Foundation to preserve avant garde pix

WASHINGTON — What a difference a half-century makes.

In the 1950s, the low-budget experimental works of avant-garde filmmakers George and Mike Kuchar caused such a stir the brothers were forced to screen them in a private New York City loft.

Now, with the help of Martin Scorsese, Francis Ford Coppola, Robert Redford and Steven Spielberg, the National Foundation for Film Preservation has shelled out $50,000 to restore and save the underground movies for posterity.

The National Foundation, partnered with Scorsese’s Film Foundation, selected nine influential works created by the Kuchar brothers and Kenneth Anger in the 1950s and early 1960s that pushed the limits of acceptable subject matter and poked fun at the established Hollywood melodrama of the day.

The Film Foundation provided the funds, and the national group, a non-profit created by Congress to help save the country’s film heritage, will work closely with the filmmakers and the UCLA Film and Television Archive on the restoration project. The prints produced through the preservation process will be available for archival viewing.

“Kenneth Anger and the Kuchar brothers are the aorta of the original underground film movement,” filmmaker John Waters said in a statement. “Without their incredible pioneering influence, the independent film world could never have been born.”

NFPF assistant director Jeff Lambert said this grant is the first aimed at saving experimental, avant-garde film, which was often produced on shoestring budgets and dropped from distribution after initial screenings at underground cinemas and museums. Some of the most influential titles only exist in battered prints or poorly stored production materials, and their creators typically struggle to find the funding to restore and safeguard them properly.

“Many of the prints would be in a closet somewhere,” Lambert said. “We want to get them into good storage archives and hopefully preserve them.”

The Kuchars began making films that broke the conventional mold of Hollywood in the late 1950s.

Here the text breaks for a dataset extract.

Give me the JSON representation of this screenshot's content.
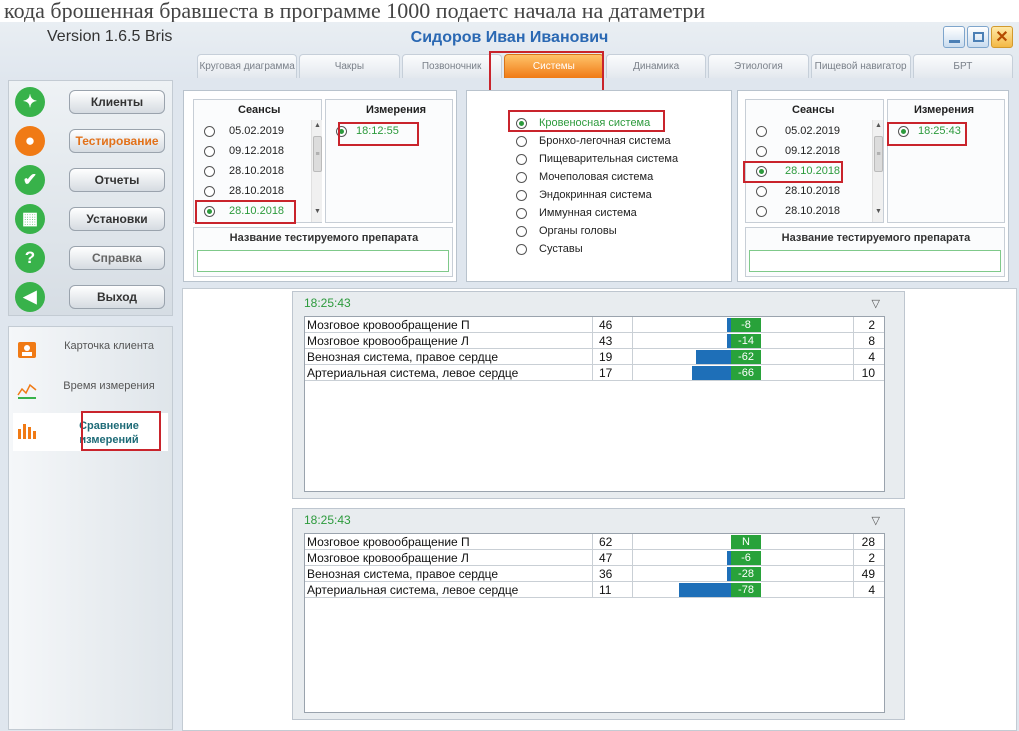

With titles like “A Woman Distressed” and “I Was a Teenage Rumpot,” the parodies and comedies spawned a re-examination of popular culture that later became a genre all its own, known as “camp.” Some of the Kuchars’ greatest works, shot on 8mm film, are too fragile to exhibit.

“Rabbit’s Moon,” shot in 1950 in the studio of French filmmaker Jean-Pierre Melville and widely regarded by many as Anger’s greatest film, is among those the groups want to save.

Scorsese and nine other directors — Coppola, Redford, Spielberg, Woody Allen, Robert Altman, Clint Eastwood, Stanley Kubrick, George Lucas and Sydney Pollack — established the non-profit film foundation 13 years ago to help protect and preserve motion picture history.